The test file is simultaneously proving the types work AND documenting all the ways they don't. It's Schrodinger's type safety.
BIT #9: "THE FEATURE THAT WASN'T"
packages/solid/src/server/rendering.ts:643
// TODO: support revealOrder and tail options
This is in the SuspenseList function. The ENTIRE function is:
export function SuspenseList(props: {
children: string;
revealOrder: "forwards" | "backwards" | "together";
tail?: "collapsed" | "hidden";
}) {
// TODO: support revealOrder and tail options
if (sharedConfig.context && !sharedConfig.context.noHydrate) {
const c = sharedConfig.context;
setHydrateContext(nextHydrateContext());
const result = props.children;
setHydrateContext(c);
return result;
}
return props.children;
}
You see those props? revealOrder and tail? The entire point of the component? They accept them. They TYPE them. They do NOTHING with them.
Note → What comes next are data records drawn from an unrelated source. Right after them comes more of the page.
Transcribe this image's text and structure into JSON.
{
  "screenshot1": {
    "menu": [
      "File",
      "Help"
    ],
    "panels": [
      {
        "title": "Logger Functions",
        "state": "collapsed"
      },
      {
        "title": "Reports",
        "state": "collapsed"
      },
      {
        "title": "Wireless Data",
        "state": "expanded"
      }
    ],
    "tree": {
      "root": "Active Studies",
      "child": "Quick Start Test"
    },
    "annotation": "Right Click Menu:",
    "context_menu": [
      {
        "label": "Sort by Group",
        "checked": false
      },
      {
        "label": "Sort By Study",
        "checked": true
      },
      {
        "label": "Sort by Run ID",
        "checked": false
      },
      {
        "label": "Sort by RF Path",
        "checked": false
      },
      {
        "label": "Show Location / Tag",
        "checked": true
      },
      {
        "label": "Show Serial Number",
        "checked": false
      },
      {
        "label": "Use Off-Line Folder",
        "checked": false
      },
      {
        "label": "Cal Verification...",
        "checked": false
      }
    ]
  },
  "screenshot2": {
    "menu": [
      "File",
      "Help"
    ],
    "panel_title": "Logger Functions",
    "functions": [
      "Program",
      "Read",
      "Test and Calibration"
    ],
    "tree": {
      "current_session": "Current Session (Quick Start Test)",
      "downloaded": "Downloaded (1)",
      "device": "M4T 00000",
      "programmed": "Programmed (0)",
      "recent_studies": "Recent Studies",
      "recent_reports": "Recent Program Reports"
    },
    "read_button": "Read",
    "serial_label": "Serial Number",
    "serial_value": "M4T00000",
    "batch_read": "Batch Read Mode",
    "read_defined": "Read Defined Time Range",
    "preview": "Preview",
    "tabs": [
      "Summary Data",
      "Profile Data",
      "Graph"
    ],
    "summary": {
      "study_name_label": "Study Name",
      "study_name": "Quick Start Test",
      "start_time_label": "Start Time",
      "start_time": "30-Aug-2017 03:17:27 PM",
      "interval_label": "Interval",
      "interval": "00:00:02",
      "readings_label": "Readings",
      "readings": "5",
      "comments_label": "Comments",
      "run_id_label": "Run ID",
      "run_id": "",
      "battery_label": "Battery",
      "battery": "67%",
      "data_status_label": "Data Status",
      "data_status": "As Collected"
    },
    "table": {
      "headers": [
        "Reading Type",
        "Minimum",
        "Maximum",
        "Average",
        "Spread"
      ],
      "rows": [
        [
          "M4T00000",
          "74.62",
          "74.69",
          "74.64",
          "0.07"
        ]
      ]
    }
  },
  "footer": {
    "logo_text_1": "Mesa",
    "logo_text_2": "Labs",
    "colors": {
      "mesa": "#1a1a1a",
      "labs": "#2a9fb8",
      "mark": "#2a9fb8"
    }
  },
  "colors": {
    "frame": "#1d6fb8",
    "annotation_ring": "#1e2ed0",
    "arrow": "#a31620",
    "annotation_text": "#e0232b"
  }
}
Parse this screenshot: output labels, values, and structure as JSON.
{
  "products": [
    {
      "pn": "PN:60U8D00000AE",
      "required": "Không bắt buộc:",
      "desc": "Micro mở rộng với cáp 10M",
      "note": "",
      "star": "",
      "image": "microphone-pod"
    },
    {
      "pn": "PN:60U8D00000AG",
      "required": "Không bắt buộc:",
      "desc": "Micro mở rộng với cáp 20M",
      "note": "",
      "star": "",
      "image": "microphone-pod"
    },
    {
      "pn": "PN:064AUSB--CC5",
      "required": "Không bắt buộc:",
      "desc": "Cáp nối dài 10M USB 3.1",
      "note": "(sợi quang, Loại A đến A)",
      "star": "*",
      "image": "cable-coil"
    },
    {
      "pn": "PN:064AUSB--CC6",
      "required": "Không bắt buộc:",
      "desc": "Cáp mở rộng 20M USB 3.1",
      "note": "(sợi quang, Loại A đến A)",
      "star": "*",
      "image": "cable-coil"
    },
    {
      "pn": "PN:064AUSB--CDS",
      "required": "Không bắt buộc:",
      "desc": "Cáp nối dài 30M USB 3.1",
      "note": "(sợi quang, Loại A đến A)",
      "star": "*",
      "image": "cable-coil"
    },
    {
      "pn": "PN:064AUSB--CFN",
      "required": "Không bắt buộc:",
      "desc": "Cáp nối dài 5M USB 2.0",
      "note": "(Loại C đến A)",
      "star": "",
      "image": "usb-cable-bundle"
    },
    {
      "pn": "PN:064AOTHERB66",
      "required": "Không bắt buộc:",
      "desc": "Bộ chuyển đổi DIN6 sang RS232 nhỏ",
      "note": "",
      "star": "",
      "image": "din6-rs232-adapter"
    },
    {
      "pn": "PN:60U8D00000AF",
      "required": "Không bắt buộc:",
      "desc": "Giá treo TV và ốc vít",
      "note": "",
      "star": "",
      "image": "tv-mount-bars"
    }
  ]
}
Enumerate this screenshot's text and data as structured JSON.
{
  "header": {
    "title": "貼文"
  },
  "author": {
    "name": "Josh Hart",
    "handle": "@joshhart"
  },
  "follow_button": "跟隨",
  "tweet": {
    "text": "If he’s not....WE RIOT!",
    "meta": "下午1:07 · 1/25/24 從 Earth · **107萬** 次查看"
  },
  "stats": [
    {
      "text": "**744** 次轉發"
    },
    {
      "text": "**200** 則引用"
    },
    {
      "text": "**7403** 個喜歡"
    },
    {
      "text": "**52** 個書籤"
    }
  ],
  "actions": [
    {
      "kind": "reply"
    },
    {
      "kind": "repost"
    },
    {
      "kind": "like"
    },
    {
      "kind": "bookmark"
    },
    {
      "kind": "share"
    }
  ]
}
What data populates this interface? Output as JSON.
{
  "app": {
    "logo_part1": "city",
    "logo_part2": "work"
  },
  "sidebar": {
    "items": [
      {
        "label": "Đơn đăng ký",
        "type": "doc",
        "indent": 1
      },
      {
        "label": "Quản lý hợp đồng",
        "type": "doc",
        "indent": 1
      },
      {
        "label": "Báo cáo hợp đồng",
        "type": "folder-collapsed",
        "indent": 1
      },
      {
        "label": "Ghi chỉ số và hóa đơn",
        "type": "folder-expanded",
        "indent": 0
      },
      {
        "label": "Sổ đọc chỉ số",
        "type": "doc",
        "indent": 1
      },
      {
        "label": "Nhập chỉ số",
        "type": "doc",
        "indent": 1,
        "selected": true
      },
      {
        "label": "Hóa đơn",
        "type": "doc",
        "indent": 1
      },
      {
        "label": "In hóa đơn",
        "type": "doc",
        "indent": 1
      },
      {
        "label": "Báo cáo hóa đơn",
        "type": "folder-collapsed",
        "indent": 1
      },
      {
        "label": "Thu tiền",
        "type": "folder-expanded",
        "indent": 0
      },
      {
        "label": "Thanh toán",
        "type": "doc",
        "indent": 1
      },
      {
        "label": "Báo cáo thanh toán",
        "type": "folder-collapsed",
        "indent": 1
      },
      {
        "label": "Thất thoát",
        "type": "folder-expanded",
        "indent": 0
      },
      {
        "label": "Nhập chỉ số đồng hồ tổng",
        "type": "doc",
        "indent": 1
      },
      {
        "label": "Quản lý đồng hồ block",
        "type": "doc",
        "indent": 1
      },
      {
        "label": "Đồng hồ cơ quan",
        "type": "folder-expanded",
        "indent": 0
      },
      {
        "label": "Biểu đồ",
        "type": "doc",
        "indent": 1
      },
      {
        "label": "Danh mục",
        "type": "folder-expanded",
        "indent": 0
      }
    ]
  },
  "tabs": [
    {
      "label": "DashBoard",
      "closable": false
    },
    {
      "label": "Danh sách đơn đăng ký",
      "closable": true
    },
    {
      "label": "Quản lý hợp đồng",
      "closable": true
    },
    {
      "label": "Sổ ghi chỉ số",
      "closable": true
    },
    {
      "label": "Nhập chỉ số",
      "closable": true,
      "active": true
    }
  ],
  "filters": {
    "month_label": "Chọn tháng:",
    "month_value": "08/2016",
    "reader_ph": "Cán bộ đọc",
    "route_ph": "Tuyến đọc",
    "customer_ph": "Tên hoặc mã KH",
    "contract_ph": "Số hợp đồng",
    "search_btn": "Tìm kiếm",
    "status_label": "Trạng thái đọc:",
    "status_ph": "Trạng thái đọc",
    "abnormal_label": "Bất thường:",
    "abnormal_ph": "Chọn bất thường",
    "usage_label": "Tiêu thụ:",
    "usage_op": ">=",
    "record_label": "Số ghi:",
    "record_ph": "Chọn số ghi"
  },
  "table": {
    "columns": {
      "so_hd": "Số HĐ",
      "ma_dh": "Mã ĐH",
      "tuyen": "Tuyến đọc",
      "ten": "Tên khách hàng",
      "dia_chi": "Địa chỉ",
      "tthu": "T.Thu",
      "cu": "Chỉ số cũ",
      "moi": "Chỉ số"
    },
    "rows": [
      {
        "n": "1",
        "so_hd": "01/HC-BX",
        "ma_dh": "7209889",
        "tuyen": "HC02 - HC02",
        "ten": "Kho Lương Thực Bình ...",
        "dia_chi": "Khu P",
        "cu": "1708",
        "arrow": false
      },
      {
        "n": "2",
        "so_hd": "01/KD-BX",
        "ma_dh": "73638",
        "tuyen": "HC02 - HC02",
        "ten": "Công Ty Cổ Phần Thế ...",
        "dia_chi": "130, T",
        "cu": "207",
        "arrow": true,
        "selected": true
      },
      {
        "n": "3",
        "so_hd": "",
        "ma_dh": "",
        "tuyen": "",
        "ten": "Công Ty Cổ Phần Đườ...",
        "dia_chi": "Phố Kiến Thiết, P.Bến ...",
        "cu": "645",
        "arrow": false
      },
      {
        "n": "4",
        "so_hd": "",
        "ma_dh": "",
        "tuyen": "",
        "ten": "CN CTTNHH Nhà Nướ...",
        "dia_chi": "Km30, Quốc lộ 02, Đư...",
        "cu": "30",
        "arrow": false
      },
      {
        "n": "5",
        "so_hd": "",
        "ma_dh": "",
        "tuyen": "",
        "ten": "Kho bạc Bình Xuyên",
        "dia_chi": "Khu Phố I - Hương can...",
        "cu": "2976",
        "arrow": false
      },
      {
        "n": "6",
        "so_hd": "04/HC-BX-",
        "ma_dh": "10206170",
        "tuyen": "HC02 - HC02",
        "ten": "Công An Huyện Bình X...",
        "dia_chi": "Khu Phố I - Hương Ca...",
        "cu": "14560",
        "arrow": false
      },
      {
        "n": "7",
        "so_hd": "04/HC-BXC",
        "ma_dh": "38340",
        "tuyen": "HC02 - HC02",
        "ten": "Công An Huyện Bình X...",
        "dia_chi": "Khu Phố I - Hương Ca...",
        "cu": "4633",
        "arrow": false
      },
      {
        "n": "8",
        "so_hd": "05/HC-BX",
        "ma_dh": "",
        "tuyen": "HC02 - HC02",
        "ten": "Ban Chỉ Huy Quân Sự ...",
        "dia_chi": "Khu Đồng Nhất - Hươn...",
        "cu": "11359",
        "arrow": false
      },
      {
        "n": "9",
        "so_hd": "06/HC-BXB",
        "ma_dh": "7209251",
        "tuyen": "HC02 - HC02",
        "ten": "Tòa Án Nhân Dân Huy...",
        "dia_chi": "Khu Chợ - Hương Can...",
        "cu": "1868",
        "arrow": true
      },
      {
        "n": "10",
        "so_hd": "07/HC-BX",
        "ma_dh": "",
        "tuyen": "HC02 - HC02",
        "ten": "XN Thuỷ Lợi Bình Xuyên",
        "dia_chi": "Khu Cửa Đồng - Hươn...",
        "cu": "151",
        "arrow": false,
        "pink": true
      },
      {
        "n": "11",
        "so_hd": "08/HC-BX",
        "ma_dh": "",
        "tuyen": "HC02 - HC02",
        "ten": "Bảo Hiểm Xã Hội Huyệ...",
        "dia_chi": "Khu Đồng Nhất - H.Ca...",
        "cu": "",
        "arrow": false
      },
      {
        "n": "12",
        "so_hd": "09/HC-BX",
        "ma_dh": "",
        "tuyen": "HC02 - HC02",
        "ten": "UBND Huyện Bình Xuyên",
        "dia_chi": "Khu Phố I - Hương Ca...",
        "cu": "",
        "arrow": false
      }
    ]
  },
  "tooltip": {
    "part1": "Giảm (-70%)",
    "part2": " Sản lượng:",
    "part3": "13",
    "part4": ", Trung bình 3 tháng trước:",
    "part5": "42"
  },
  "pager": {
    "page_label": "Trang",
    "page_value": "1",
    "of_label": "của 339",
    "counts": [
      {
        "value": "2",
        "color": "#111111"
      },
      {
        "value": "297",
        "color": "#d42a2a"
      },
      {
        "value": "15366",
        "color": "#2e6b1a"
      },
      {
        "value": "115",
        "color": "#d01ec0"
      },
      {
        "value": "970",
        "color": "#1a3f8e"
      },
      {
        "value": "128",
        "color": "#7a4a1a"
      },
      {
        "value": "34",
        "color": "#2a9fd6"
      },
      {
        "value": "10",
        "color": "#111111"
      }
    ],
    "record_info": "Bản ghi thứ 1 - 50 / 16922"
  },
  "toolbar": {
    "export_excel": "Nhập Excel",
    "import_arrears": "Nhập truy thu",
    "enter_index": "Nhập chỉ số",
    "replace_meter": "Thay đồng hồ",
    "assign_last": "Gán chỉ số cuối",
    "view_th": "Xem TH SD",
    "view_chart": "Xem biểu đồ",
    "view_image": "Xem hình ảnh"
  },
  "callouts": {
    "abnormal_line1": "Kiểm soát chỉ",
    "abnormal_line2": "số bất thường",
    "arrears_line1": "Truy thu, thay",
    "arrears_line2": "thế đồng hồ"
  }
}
It returns props.children. That's it. The "forwards", "backwards", "together" reveal orders? Meaningless. The "collapsed" and "hidden" tail options? Theater.
The types say SuspenseList can coordinate reveal order. The implementation says it returns children and goes home early. This is a function accepting configuration it ignores.
Somewhere, someone is debugging why their SuspenseList revealOrder="backwards" isn't working. The answer: it never worked. The TODO is the feature.
THE VERDICT
Look. SolidJS is genuinely, objectively, measurably GOOD.
It's faster than React. The DX is cleaner. The reactivity model makes sense. Ryan Carniato is legitimately brilliant and has done more for frontend performance education than most framework authors combined.
But here's the thing about brilliant solo developers: they write brilliant code that only they understand.
- 1,808 lines in signal.ts
- 1 maintainer who matters
- 204 TypeScript escape hatches
- Nearly 8 years of "wip the legend continues"
- Functions that accept options they ignore
- Tests that pass for reasons unknown to the test author
- A type called TODO that's just any wearing a costume
This isn't a framework. This is one man's brain externalized into TypeScript. It works because Ryan knows how it works. When Ryan doesn't know, there's a FIXME. When TypeScript doesn't know, there's as unknown as TODO.
Solid is incredible technology built on the shoulders of S.js, documented with prayer and TODO comments, maintained by someone who has been shipping WIP commits to experimental branches for nearly a decade.
Use it. It's fast. Just know that when you createSignal, you're invoking code that's one refactor away from someone asking "wait, why is this a var?"